Ero ancora studente quando, nell’ottobre 1960, conobbi Luciano Erba (morto ieri notte a 88 anni, era nato a Milano nel ’22): gli veniva consegnato il premio «Cittadella» per Il male minore, che riuniva nello «Specchio» mondadoriano la sua produzione giovanile. Trentottenne, Erba godeva già di un sicuro credito tra i «giovani maestri» della generazione post-montaliana e post-ermetica. Nel ’52, motivatamente, era stato inserito - lui milanese - nella «linea lombarda» individuata da Luciano Anceschi.
Professore universitario di Letteratura francese (da ultimo alla Cattolica di Milano), Erba non mostrò mai la boria dell’accademico, né pretese mai di puntellare il suo lavoro di traduttore, di saggista e di poeta con ragioni teoriche. Ma specialmente per il poeta sarebbe improprio parlare di «lavoro», perché nella lentezza con cui procede la sua storia poetica, mai programmata e intervallata da pause anche lunghe, si coglie l’acume sensibile di un ozioso disincantato, non già il palpito febbrile di un sacerdote dell’Arte.

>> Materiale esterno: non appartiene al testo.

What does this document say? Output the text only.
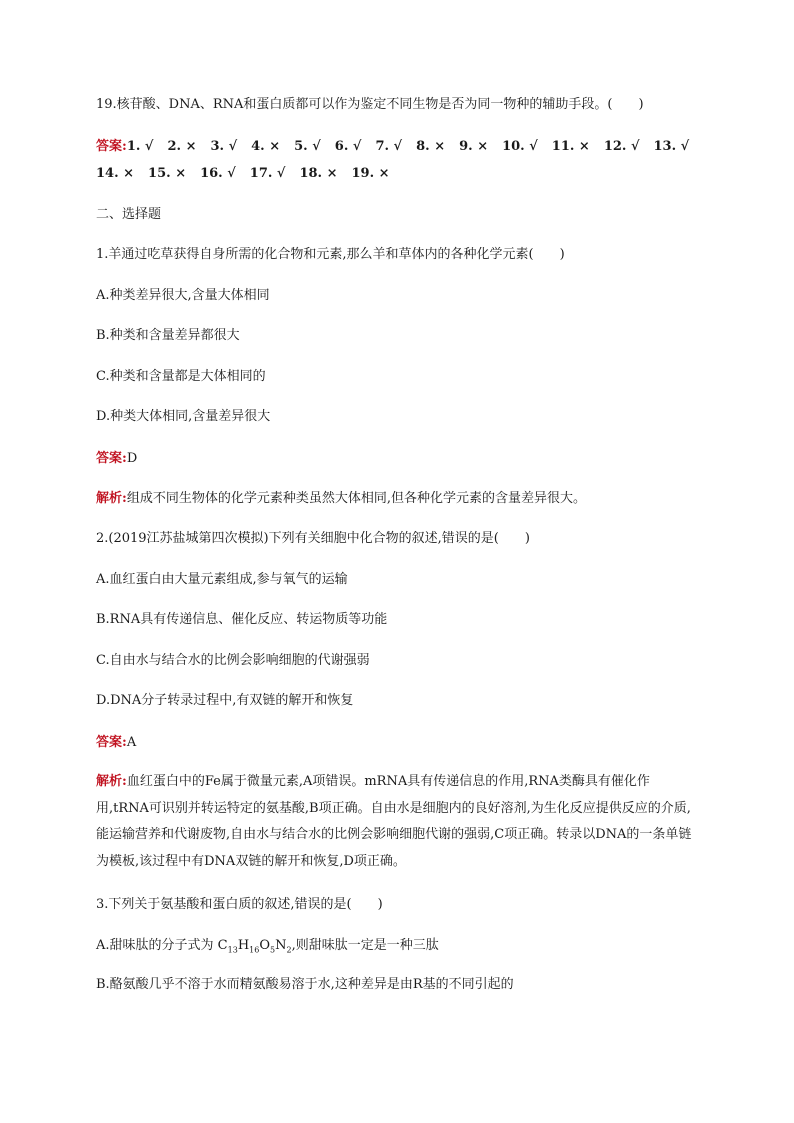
19.核苷酸、DNA、RNA和蛋白质都可以作为鉴定不同生物是否为同一物种的辅助手段。(　　)

答案:1. √ 2. × 3. √ 4. × 5. √ 6. √ 7. √ 8. × 9. × 10. √ 11. × 12. √ 13. √
14. × 15. × 16. √ 17. √ 18. × 19. ×

二、选择题

1.羊通过吃草获得自身所需的化合物和元素,那么羊和草体内的各种化学元素(　　)

A.种类差异很大,含量大体相同

B.种类和含量差异都很大

C.种类和含量都是大体相同的

D.种类大体相同,含量差异很大

答案:D

解析:组成不同生物体的化学元素种类虽然大体相同,但各种化学元素的含量差异很大。

2.(2019江苏盐城第四次模拟)下列有关细胞中化合物的叙述,错误的是(　　)

A.血红蛋白由大量元素组成,参与氧气的运输

B.RNA具有传递信息、催化反应、转运物质等功能

C.自由水与结合水的比例会影响细胞的代谢强弱

D.DNA分子转录过程中,有双链的解开和恢复

答案:A

解析:血红蛋白中的Fe属于微量元素,A项错误。mRNA具有传递信息的作用,RNA类酶具有催化作用,tRNA可识别并转运特定的氨基酸,B项正确。自由水是细胞内的良好溶剂,为生化反应提供反应的介质,能运输营养和代谢废物,自由水与结合水的比例会影响细胞代谢的强弱,C项正确。转录以DNA的一条单链为模板,该过程中有DNA双链的解开和恢复,D项正确。

3.下列关于氨基酸和蛋白质的叙述,错误的是(　　)

A.甜味肽的分子式为 $C_{13}H_{16}O_5N_2$,则甜味肽一定是一种三肽

B.酪氨酸几乎不溶于水而精氨酸易溶于水,这种差异是由R基的不同引起的
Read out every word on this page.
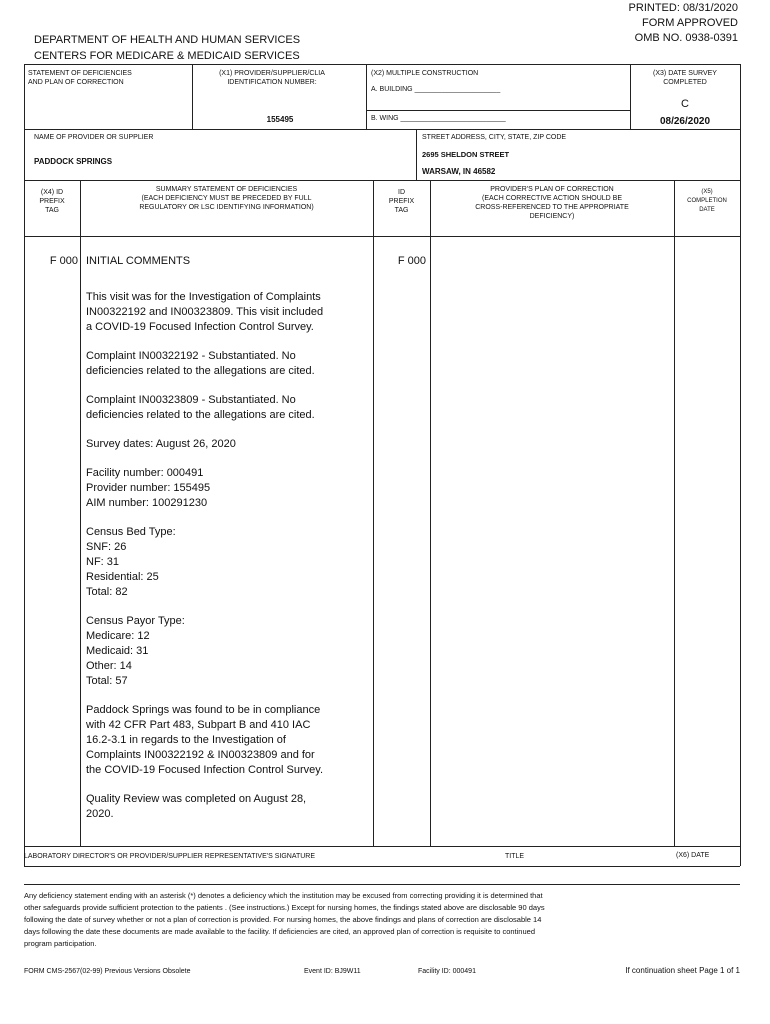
PRINTED: 08/31/2020
FORM APPROVED
OMB NO. 0938-0391
DEPARTMENT OF HEALTH AND HUMAN SERVICES
CENTERS FOR MEDICARE & MEDICAID SERVICES
STATEMENT OF DEFICIENCIES
AND PLAN OF CORRECTION
(X1) PROVIDER/SUPPLIER/CLIA
IDENTIFICATION NUMBER:
155495
(X2) MULTIPLE CONSTRUCTION
A. BUILDING ______________________
B. WING ___________________________
(X3) DATE SURVEY
COMPLETED
C
08/26/2020
NAME OF PROVIDER OR SUPPLIER
PADDOCK SPRINGS
STREET ADDRESS, CITY, STATE, ZIP CODE
2695 SHELDON STREET
WARSAW, IN 46582
(X4) ID
PREFIX
TAG
SUMMARY STATEMENT OF DEFICIENCIES
(EACH DEFICIENCY MUST BE PRECEDED BY FULL
REGULATORY OR LSC IDENTIFYING INFORMATION)
ID
PREFIX
TAG
PROVIDER'S PLAN OF CORRECTION
(EACH CORRECTIVE ACTION SHOULD BE
CROSS-REFERENCED TO THE APPROPRIATE
DEFICIENCY)
(X5)
COMPLETION
DATE
F 000	F 000
INITIAL COMMENTS

This visit was for the Investigation of Complaints
IN00322192 and IN00323809. This visit included
a COVID-19 Focused Infection Control Survey.

Complaint IN00322192 - Substantiated. No
deficiencies related to the allegations are cited.

Complaint IN00323809 - Substantiated. No
deficiencies related to the allegations are cited.

Survey dates: August 26, 2020

Facility number: 000491
Provider number: 155495
AIM number: 100291230

Census Bed Type:
SNF: 26
NF: 31
Residential: 25
Total: 82

Census Payor Type:
Medicare: 12
Medicaid: 31
Other: 14
Total: 57

Paddock Springs was found to be in compliance
with 42 CFR Part 483, Subpart B and 410 IAC
16.2-3.1 in regards to the Investigation of
Complaints IN00322192 & IN00323809 and for
the COVID-19 Focused Infection Control Survey.

Quality Review was completed on August 28,
2020.

LABORATORY DIRECTOR'S OR PROVIDER/SUPPLIER REPRESENTATIVE'S SIGNATURE	TITLE	(X6) DATE
Any deficiency statement ending with an asterisk (*) denotes a deficiency which the institution may be excused from correcting providing it is determined that
other safeguards provide sufficient protection to the patients . (See instructions.) Except for nursing homes, the findings stated above are disclosable 90 days
following the date of survey whether or not a plan of correction is provided. For nursing homes, the above findings and plans of correction are disclosable 14
days following the date these documents are made available to the facility. If deficiencies are cited, an approved plan of correction is requisite to continued
program participation.
FORM CMS-2567(02-99) Previous Versions Obsolete	Event ID: BJ9W11	Facility ID: 000491	If continuation sheet Page 1 of 1
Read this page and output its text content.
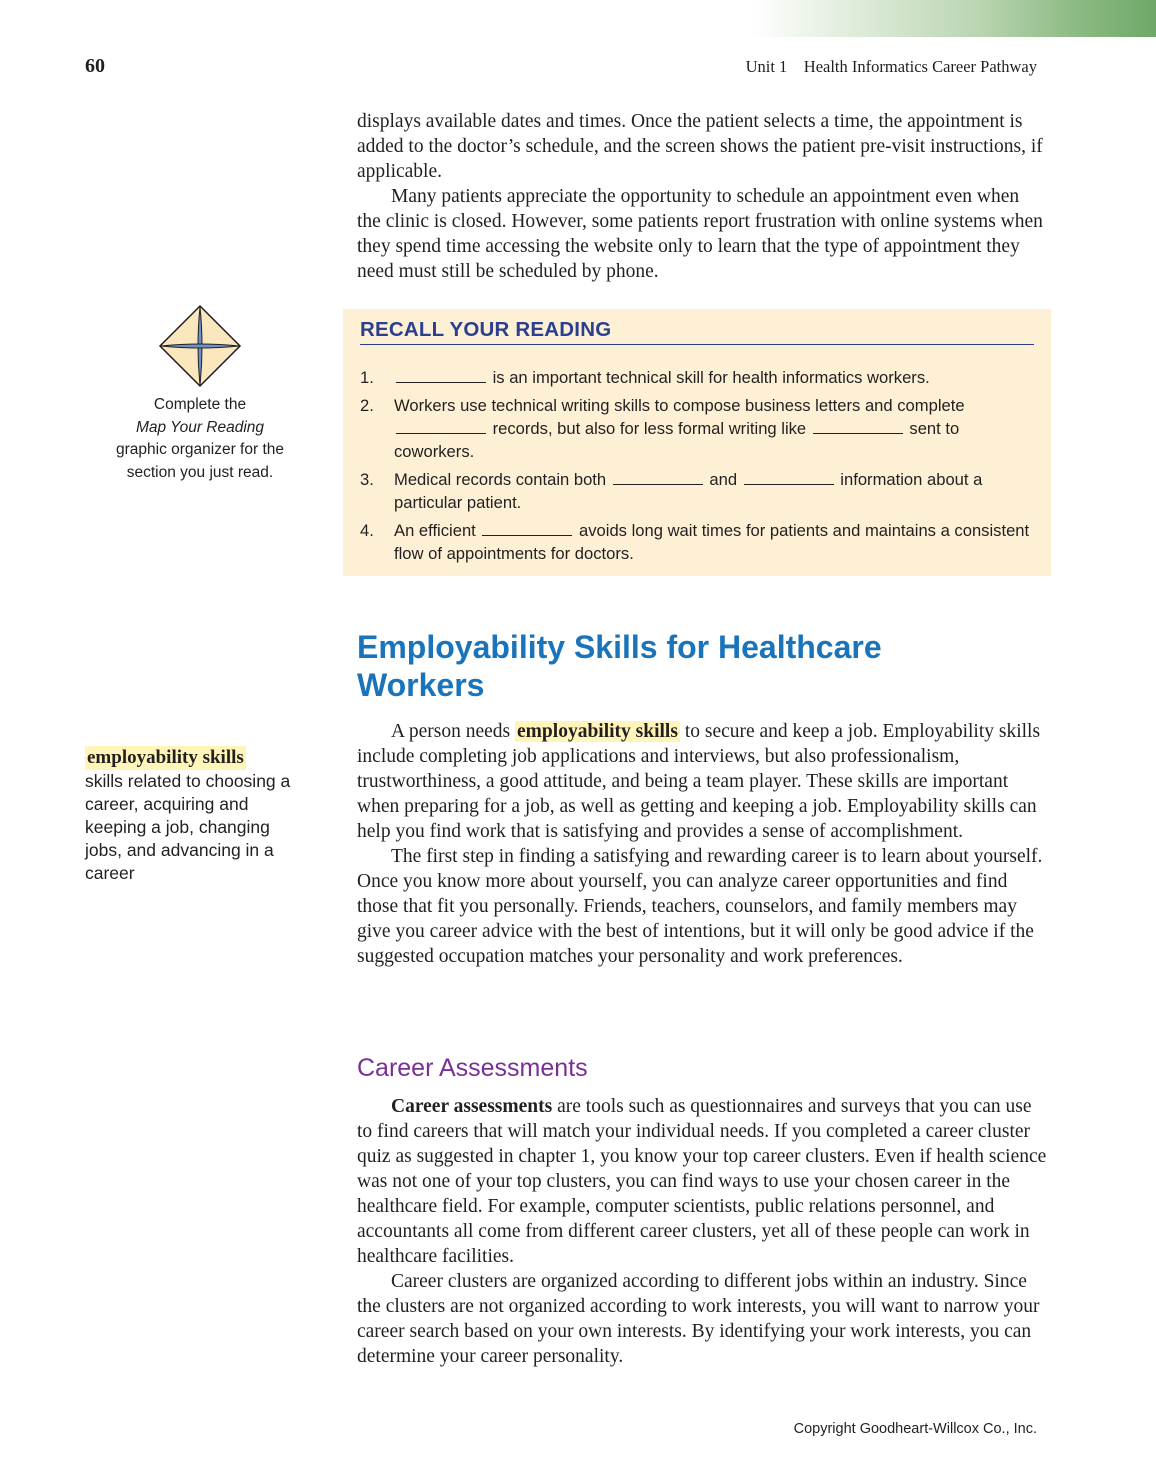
60	Unit 1    Health Informatics Career Pathway

displays available dates and times. Once the patient selects a time, the appointment is added to the doctor’s schedule, and the screen shows the patient pre-visit instructions, if applicable.

Many patients appreciate the opportunity to schedule an appointment even when the clinic is closed. However, some patients report frustration with online systems when they spend time accessing the website only to learn that the type of appointment they need must still be scheduled by phone.

Complete the
Map Your Reading
graphic organizer for the section you just read.
RECALL YOUR READING
1.	is an important technical skill for health informatics workers.
2. Workers use technical writing skills to compose business letters and complete  records, but also for less formal writing like	sent to coworkers.
3. Medical records contain both	and	information about a particular patient.
4. An efficient	avoids long wait times for patients and maintains a consistent flow of appointments for doctors.
Employability Skills for Healthcare Workers
employability skills
skills related to choosing a career, acquiring and keeping a job, changing jobs, and advancing in a career

A person needs employability skills to secure and keep a job. Employability skills include completing job applications and interviews, but also professionalism, trustworthiness, a good attitude, and being a team player. These skills are important when preparing for a job, as well as getting and keeping a job. Employability skills can help you find work that is satisfying and provides a sense of accomplishment.

The first step in finding a satisfying and rewarding career is to learn about yourself. Once you know more about yourself, you can analyze career opportunities and find those that fit you personally. Friends, teachers, counselors, and family members may give you career advice with the best of intentions, but it will only be good advice if the suggested occupation matches your personality and work preferences.

Career Assessments

Career assessments are tools such as questionnaires and surveys that you can use to find careers that will match your individual needs. If you completed a career cluster quiz as suggested in chapter 1, you know your top career clusters. Even if health science was not one of your top clusters, you can find ways to use your chosen career in the healthcare field. For example, computer scientists, public relations personnel, and accountants all come from different career clusters, yet all of these people can work in healthcare facilities.

Career clusters are organized according to different jobs within an industry. Since the clusters are not organized according to work interests, you will want to narrow your career search based on your own interests. By identifying your work interests, you can determine your career personality.

Copyright Goodheart-Willcox Co., Inc.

Mi tornano in mente, dalla giovinezza di questa poesia, versi e scorci a cui l’apparente casualità non toglie efficacia: dalla formula della «vita perduta per disattenzione» a scenari come la «sera qualunque» di Milano, «traversata da tram semivuoti».
Un po’ in anticipo sull’ottantesimo compleanno dell’autore un «Oscar» ci ripresentò tutto intero l’arco di questa esperienza di poesia: allora non fu difficile ravvisarvi molti aspetti di continuità pur nell’empirismo sostanziale che ne governa ogni episodio. Da Il prato più verde a L’ippopotamo, dal Tranviere metafisico a L’ipotesi circense, da Il cerchio aperto a I remi in barca, per citare qualche titolo che magari confluiva poi in strutture più ampie, risulta man mano accentuata, su fondamenti di un realismo assai «lombardo», un’istanza metafisica o quanto meno onirica. Le schegge del vissuto irrompono via via più irresistibili ma sul referto visivo la distanza temporale esercita un suo potere straniante. Così dove Erba rievoca dall’infanzia il rituale arrivo in treno a Genova e il rivelarsi della città coi suoi altissimi edifici al termine di una serie di gallerie. Accennavo ai sogni, sempre più fitti e arcani, come a compensare la quotidianità senza avventure sul cui filo corre e si stanca l’esistenza di quest’uomo.

In una casa dove gli tengono compagnia una moglie, tre figlie, più alcuni gatti ai quali la poesia talvolta si ingegna a carpire i segreti di una grazia imperscrutabile.
Credente, cattolico, conservatore giudizioso, Erba tuttavia ha saputo varcare spesso il perimetro delle proprie stanze. E non soltanto nei sogni.